„Mega schwierig! Ich weiß es echt nicht.“ Das war die Antwort meines Kollegen auf die Frage: Welches deiner Bedürfnisse ist für dich so wichtig, dass du es auch im Familienalltag mit deinen Kindern ernst nimmst und durchsetzt? Auch wenn du damit deinen Kindern Grenzen setzt?

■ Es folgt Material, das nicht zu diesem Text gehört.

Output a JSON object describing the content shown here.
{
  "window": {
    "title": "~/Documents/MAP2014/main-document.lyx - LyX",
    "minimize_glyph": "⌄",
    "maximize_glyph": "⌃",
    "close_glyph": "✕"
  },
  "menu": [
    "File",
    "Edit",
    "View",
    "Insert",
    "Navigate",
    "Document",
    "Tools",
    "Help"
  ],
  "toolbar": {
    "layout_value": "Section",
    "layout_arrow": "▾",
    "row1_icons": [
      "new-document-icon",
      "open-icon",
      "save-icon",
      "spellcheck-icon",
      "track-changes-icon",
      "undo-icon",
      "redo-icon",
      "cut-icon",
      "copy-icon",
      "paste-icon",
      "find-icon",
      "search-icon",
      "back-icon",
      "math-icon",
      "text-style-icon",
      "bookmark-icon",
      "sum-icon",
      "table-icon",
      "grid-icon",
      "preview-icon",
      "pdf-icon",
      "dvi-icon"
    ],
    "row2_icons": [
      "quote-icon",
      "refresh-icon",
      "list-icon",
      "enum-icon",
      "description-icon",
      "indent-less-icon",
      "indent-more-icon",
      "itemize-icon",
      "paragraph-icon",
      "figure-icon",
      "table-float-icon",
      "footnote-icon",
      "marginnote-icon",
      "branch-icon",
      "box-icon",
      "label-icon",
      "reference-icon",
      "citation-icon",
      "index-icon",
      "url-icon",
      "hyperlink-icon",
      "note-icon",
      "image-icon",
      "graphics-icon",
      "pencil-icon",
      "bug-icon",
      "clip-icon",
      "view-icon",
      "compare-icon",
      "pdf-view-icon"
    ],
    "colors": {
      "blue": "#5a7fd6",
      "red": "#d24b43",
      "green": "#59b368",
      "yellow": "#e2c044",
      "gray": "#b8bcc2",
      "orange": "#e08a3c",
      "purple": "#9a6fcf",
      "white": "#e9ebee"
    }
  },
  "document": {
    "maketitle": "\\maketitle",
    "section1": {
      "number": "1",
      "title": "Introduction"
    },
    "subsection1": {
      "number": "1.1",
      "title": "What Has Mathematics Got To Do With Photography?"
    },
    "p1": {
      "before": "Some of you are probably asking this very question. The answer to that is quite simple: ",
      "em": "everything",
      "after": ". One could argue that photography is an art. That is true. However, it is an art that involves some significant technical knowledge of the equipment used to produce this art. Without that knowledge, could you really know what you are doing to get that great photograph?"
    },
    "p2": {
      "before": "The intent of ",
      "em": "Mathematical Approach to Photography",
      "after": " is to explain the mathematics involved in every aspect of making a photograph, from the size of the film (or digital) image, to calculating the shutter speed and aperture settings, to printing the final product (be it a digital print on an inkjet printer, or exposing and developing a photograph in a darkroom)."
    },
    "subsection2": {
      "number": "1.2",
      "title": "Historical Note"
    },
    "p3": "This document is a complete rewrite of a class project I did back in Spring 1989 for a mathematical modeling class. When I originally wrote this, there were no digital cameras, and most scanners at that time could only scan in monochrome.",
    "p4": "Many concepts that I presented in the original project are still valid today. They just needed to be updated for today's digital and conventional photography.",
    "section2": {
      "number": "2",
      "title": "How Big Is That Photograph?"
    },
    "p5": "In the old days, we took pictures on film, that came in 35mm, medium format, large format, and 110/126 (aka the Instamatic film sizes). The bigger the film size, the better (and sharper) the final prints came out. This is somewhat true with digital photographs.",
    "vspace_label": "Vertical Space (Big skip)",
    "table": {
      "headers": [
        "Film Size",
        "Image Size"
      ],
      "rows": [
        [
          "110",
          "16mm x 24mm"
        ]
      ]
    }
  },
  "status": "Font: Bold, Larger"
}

Irgendwann kam dann die Antwort: «Ich glaube ich setze meine Bedürfnisse immer dann durch, wenn ich überzeugt bin, dass schlussendlich auch die Kinder davon profitieren. Ein Beispiel ist die Mittagszeit. Dann schlafen die beiden Jüngeren. Der Älteste muss sich dann einfach selbst beschäftigen. Ich brauche die Pause, weil ich sonst am Nachmittag unerträglich bin.“

Auf die Bedürfnisse von Kindern und den Zusammenhang mit „Grenzen setzen“ haben wir vor den Sommerferien einen Blick geworfen (hier nachzulesen). Heute sind die Eltern und ihre Bedürfnisse das Thema.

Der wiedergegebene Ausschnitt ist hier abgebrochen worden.